Figure 1 of the paper, "Hierarchical Migration Regions of France" (IEEE Transactions on Systems, Man and Cybernetics, 4 (1976) 321-324) (https://www.researchgate.net/publication/224112435_Hierarchical_Internal_Migration_Regions_of_France) presents a hierarchical clustering of twenty-one regions of France (Table I). One immediately notes that the Paris Region is the most weakly integrated into the tree structure.
This dendrogram was produced by applying a directed-graph (strong component) version of single-linkage clustering (https://www.sciencedirect.com/science/article/pii/0020019082901363?via%3Dihub) to a (non-symmetric) table based on the recorded 1962-68 migration flows between the twenty-one regions--after the conversion ("double-standardization") of the table to one (Table II) in which all the rows and columns summed to 1000. (following Mosteller, Frederick. "Association and estimation in contingency tables." Journal of the American Statistical Association 63.321 (1968): 1-28.)

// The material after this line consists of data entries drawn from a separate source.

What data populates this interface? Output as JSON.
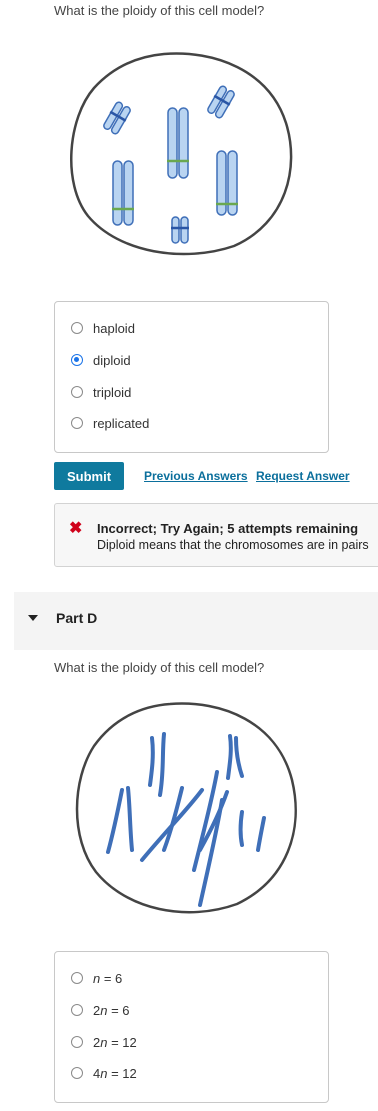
{
  "partC": {
    "question": "What is the ploidy of this cell model?",
    "options": [
      {
        "label": "haploid",
        "selected": false
      },
      {
        "label": "diploid",
        "selected": true
      },
      {
        "label": "triploid",
        "selected": false
      },
      {
        "label": "replicated",
        "selected": false
      }
    ],
    "submit_label": "Submit",
    "previous_answers_label": "Previous Answers",
    "request_answer_label": "Request Answer",
    "feedback": {
      "title": "Incorrect; Try Again; 5 attempts remaining",
      "text": "Diploid means that the chromosomes are in pairs"
    }
  },
  "partD": {
    "title": "Part D",
    "question": "What is the ploidy of this cell model?",
    "options": [
      {
        "var": "n",
        "rest": " = 6"
      },
      {
        "prefix": "2",
        "var": "n",
        "rest": " = 6"
      },
      {
        "prefix": "2",
        "var": "n",
        "rest": " = 12"
      },
      {
        "prefix": "4",
        "var": "n",
        "rest": " = 12"
      }
    ]
  },
  "colors": {
    "chromosome_fill": "#b9d4f1",
    "chromosome_stroke": "#3f6fb8",
    "band_blue": "#2a56a6",
    "band_green": "#6aa84f",
    "submit_bg": "#0f7a9e",
    "link": "#0b6f9c",
    "error_x": "#d0021b"
  }
}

The relatively weak integration of the Paris Region into the tree clearly reflected the central ("cosmopolitan") nature of the region, in that it broadly interacted with the other regions, rather than its having a more narrow, "provincial" role. (The 1,000 "in-migrants" and "out-migrants" for Paris are more evenly distributed over the twenty other regions.)
This general procedure was subsequently applied to a wide variety of "transaction flow" tables. Of particular note, is its application to the 1995-2000 migration flows between the 3,000 + counties of the United States (https://arxiv.org/abs/1207.0437).
So, my question is can tree (ultrametric) structures be fitted to such doubly-standardized tables (even as large as $3000 \times 3000$) using least-squares, and if so what, in particular, will be the behavior of the cosmopolitan entities in such structures?
It is of interest to note that the double-standardization/single-linkage-type procedure yields fits in which the residuals from the fits are highly skewed negatively (since the larger values are used for the fitting), while, in least-squares, one anticipates that the residuals from the fits tend to be equally balanced between positive and negative.